Um Risiken zu minimieren, setzen viele Firmen nun auf Nahbeschaffung (Nearshoring), lokale Produktion und Regionalisierung. Dieser Wandel soll die Abhängigkeit von entfernten Liefern verringern und die Widerstandsfähigkeit gegen globale Störungen stärken. Gleichzeitig steigen die Investitionen in digitale Tools, die Unternehmen dabei helfen, trotz unvorhersehbarer Nachfrage und Engpässen in der Logistik besser zu planen.

Die Elektrifizierung bleibt trotz regulatorischer Anpassungen eine Herausforderung. Im Dezember 2025 lockerte die EU ihr geplantes Verbrenner-Verbot ab 2035 und erlaubte, dass 10 Prozent der Neuzulassungen weiterhin Fahrzeuge mit Verbrennungsmotor sein dürfen. Dennoch dämpfen die langsamere als erwartete Nachfrage nach E-Autos und sich ändernde politische Vorgaben die Investitionsbereitschaft der Hersteller.

Der Nordhafen Dünkirchen in Frankreich hat sich als strategischer Knotenpunkt für die Automobilproduktion etabliert. Seine gute Verkehrsanbindung, die Nähe zu Batterieherstellern und günstige erneuerbare Energien ziehen große Investitionen an. Die Entscheidung des taiwanesischen Unternehmens ProLogium, dort eine Gigafactory zu errichten, unterstreicht den wachsenden Fokus auf effiziente Logistik und regionale Fertigung.

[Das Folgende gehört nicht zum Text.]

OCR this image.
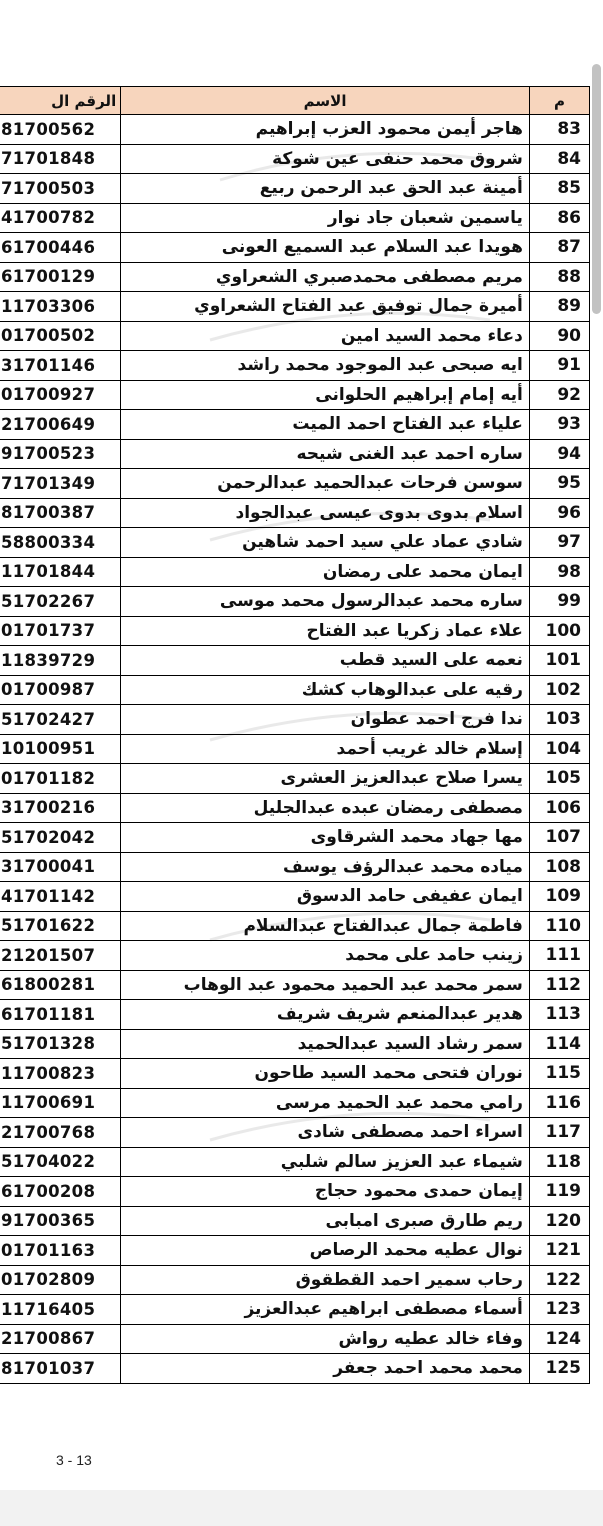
الرقم ال	الاسم	م
81700562	هاجر أيمن محمود العزب إبراهيم	83
71701848	شروق محمد حنفى عين شوكة	84
71700503	أمينة عبد الحق عبد الرحمن ربيع	85
41700782	ياسمين شعبان جاد نوار	86
61700446	هويدا عبد السلام عبد السميع العونى	87
61700129	مريم مصطفى محمدصبري الشعراوي	88
11703306	أميرة جمال توفيق عبد الفتاح الشعراوي	89
01700502	دعاء محمد السيد امين	90
31701146	ايه صبحى عبد الموجود محمد راشد	91
01700927	أيه إمام إبراهيم الحلوانى	92
21700649	علياء عبد الفتاح احمد الميت	93
91700523	ساره احمد عبد الغنى شيحه	94
71701349	سوسن فرحات عبدالحميد عبدالرحمن	95
81700387	اسلام بدوى بدوى عيسى عبدالجواد	96
58800334	شادي عماد علي سيد احمد شاهين	97
11701844	ايمان محمد على رمضان	98
51702267	ساره محمد عبدالرسول محمد موسى	99
01701737	علاء عماد زكريا عبد الفتاح	100
11839729	نعمه على السيد قطب	101
01700987	رقيه على عبدالوهاب كشك	102
51702427	ندا فرج احمد عطوان	103
10100951	إسلام خالد غريب أحمد	104
01701182	يسرا صلاح عبدالعزيز العشرى	105
31700216	مصطفى رمضان عبده عبدالجليل	106
51702042	مها جهاد محمد الشرقاوى	107
31700041	مياده محمد عبدالرؤف يوسف	108
41701142	ايمان عفيفى حامد الدسوق	109
51701622	فاطمة جمال عبدالفتاح عبدالسلام	110
21201507	زينب حامد على محمد	111
61800281	سمر محمد عبد الحميد محمود عبد الوهاب	112
61701181	هدير عبدالمنعم شريف شريف	113
51701328	سمر رشاد السيد عبدالحميد	114
11700823	نوران فتحى محمد السيد طاحون	115
11700691	رامي محمد عبد الحميد مرسى	116
21700768	اسراء احمد مصطفى شادى	117
51704022	شيماء عبد العزيز سالم شلبي	118
61700208	إيمان حمدى محمود حجاج	119
91700365	ريم طارق صبرى امبابى	120
01701163	نوال عطيه محمد الرصاص	121
01702809	رحاب سمير احمد القطقوق	122
11716405	أسماء مصطفى ابراهيم عبدالعزيز	123
21700867	وفاء خالد عطيه رواش	124
81701037	محمد محمد احمد جعفر	125
3 - 13
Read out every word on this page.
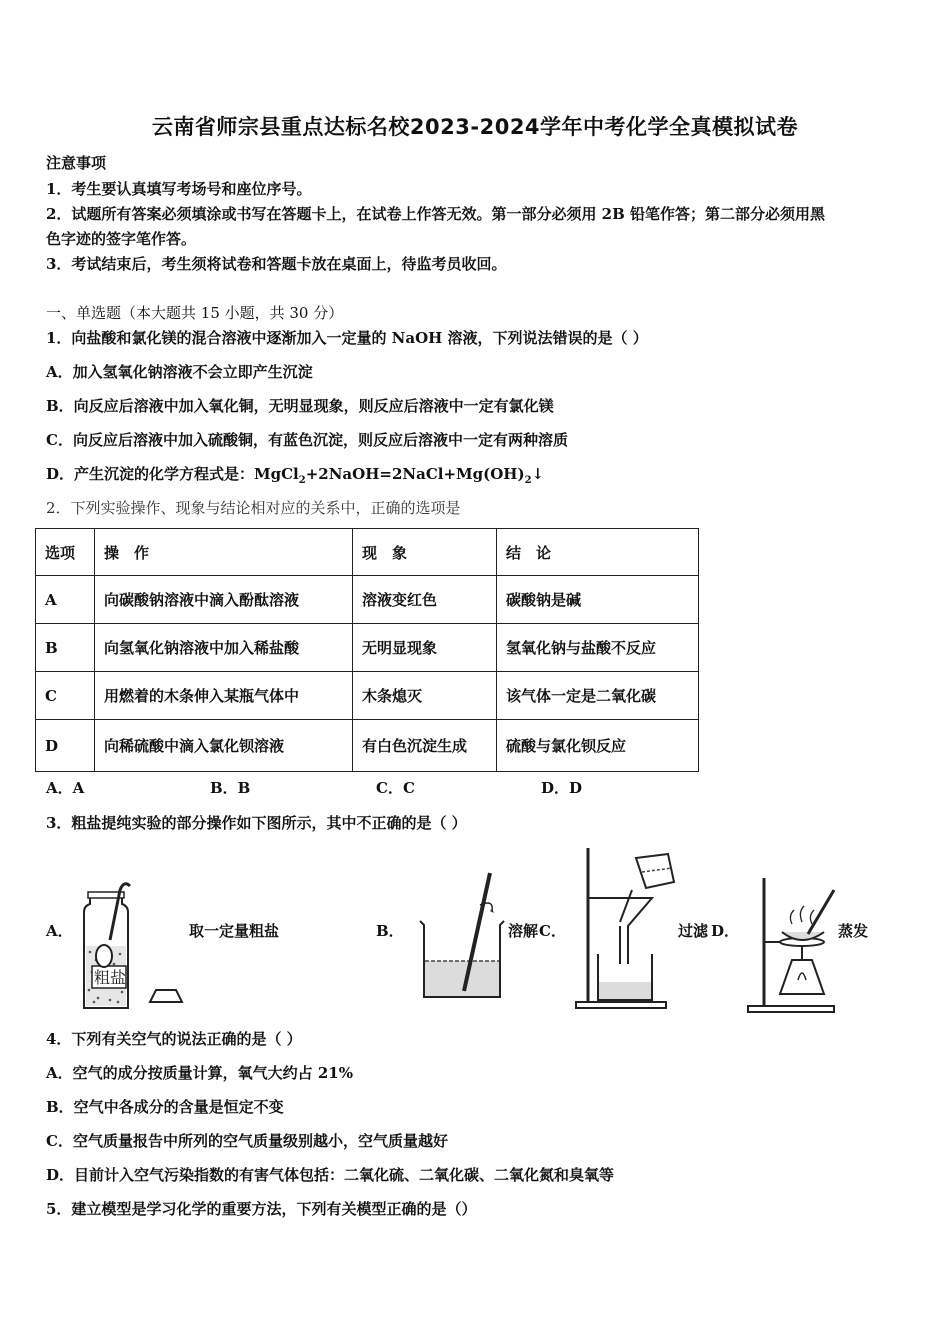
云南省师宗县重点达标名校2023-2024学年中考化学全真模拟试卷
注意事项
1．考生要认真填写考场号和座位序号。
2．试题所有答案必须填涂或书写在答题卡上，在试卷上作答无效。第一部分必须用 2B 铅笔作答；第二部分必须用黑
色字迹的签字笔作答。
3．考试结束后，考生须将试卷和答题卡放在桌面上，待监考员收回。
一、单选题（本大题共 15 小题，共 30 分）
1．向盐酸和氯化镁的混合溶液中逐渐加入一定量的 NaOH 溶液，下列说法错误的是（ ）
A．加入氢氧化钠溶液不会立即产生沉淀
B．向反应后溶液中加入氧化铜，无明显现象，则反应后溶液中一定有氯化镁
C．向反应后溶液中加入硫酸铜，有蓝色沉淀，则反应后溶液中一定有两种溶质
D．产生沉淀的化学方程式是：$MgCl_2+2NaOH=2NaCl+Mg(OH)_2↓$
2．下列实验操作、现象与结论相对应的关系中，正确的选项是
选项	操　作	现　象	结　论
A	向碳酸钠溶液中滴入酚酞溶液	溶液变红色	碳酸钠是碱
B	向氢氧化钠溶液中加入稀盐酸	无明显现象	氢氧化钠与盐酸不反应
C	用燃着的木条伸入某瓶气体中	木条熄灭	该气体一定是二氧化碳
D	向稀硫酸中滴入氯化钡溶液	有白色沉淀生成	硫酸与氯化钡反应
A．A	B．B	C．C	D．D
3．粗盐提纯实验的部分操作如下图所示，其中不正确的是（ ）
A．	取一定量粗盐	B．	溶解 C．	过滤 D．	蒸发
粗盐
4．下列有关空气的说法正确的是（ ）
A．空气的成分按质量计算，氧气大约占 21%
B．空气中各成分的含量是恒定不变
C．空气质量报告中所列的空气质量级别越小，空气质量越好
D．目前计入空气污染指数的有害气体包括：二氧化硫、二氧化碳、二氧化氮和臭氧等
5．建立模型是学习化学的重要方法，下列有关模型正确的是（）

Vor der Bonner Konferenz wird am 2. März der "European Automotive Logistics Market Report 2026–2036" online veröffentlicht. Der Bericht liefert detaillierte Einblicke in die Markttrends, Risiken und Prioritäten, die die Branche in den kommenden zehn Jahren prägen werden.

Die Automotive Logistics & Supply Chain Europe-Konferenz bringt die wichtigsten Akteure zusammen, um die dringendsten Fragen der Branche zu erörtern. Angesichts von geopolitischen Risiken, Hindernissen bei der Elektrifizierung und sich wandelnden Handelspolitik passen Unternehmen ihre Strategien an, um Stabilität zu sichern. Die Ergebnisse dieser Diskussionen könnten Produktion, Investitionen und Logistikplanung auf Jahre hinaus beeinflussen.